Di dalam, Tetua Rinia sedang duduk di meja kecil, menatap papan persegi yang dilapisi kelereng. Saat aku melihat, dia mengambil kelereng, meletakkannya kembali di tempat yang berbeda di papan, dan menggumamkan sesuatu dengan pelan.

Aku membuka mulut untuk mengatakan sesuatu yang dramatis, seperti, “Aku telah kembali!” tetapi peramal tua itu mengangkat tangannya yang keriput dan memberi isyarat agar aku diam.

Tipikal, pikirku.

Setelah waktu yang terasa sangat lama, Tetua Rinia dengan cepat memindahkan dua batu lagi, lalu menoleh ke arahku dengan seringai puas di wajahnya.
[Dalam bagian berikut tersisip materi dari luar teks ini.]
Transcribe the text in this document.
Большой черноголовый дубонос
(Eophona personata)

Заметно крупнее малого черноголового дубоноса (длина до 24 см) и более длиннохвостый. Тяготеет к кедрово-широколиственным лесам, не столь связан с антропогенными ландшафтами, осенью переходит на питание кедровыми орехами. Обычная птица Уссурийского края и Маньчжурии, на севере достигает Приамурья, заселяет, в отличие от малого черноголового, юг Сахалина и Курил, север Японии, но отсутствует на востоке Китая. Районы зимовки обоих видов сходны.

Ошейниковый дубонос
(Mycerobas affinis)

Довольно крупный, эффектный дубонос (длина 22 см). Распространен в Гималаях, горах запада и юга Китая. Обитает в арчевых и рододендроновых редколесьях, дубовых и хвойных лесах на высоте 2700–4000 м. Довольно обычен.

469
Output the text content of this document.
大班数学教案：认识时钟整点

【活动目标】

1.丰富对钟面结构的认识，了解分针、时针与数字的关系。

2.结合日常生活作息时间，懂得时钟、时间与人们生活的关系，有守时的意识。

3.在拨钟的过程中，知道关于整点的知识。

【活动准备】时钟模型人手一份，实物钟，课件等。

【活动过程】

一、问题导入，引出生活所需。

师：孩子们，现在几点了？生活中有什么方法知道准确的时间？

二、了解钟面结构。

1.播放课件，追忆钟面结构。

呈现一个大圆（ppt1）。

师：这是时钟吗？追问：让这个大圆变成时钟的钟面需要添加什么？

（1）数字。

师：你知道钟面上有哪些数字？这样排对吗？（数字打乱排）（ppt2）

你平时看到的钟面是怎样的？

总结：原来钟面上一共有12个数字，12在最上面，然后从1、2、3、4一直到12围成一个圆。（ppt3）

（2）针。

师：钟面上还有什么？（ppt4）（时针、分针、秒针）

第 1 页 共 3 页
“Kamu sudah kembali,” katanya, menatap bungkusan di tanganku.

“Dan berhasil, dari kelihatannya.”

Tatapannya dengan cepat menyebar ke seluruh tubuhku, menempel pada memar yang terlihat di pipi, leher, dan lenganku.

“Meskipun bukan tanpa beberapa benjolan dan memar, begitu.”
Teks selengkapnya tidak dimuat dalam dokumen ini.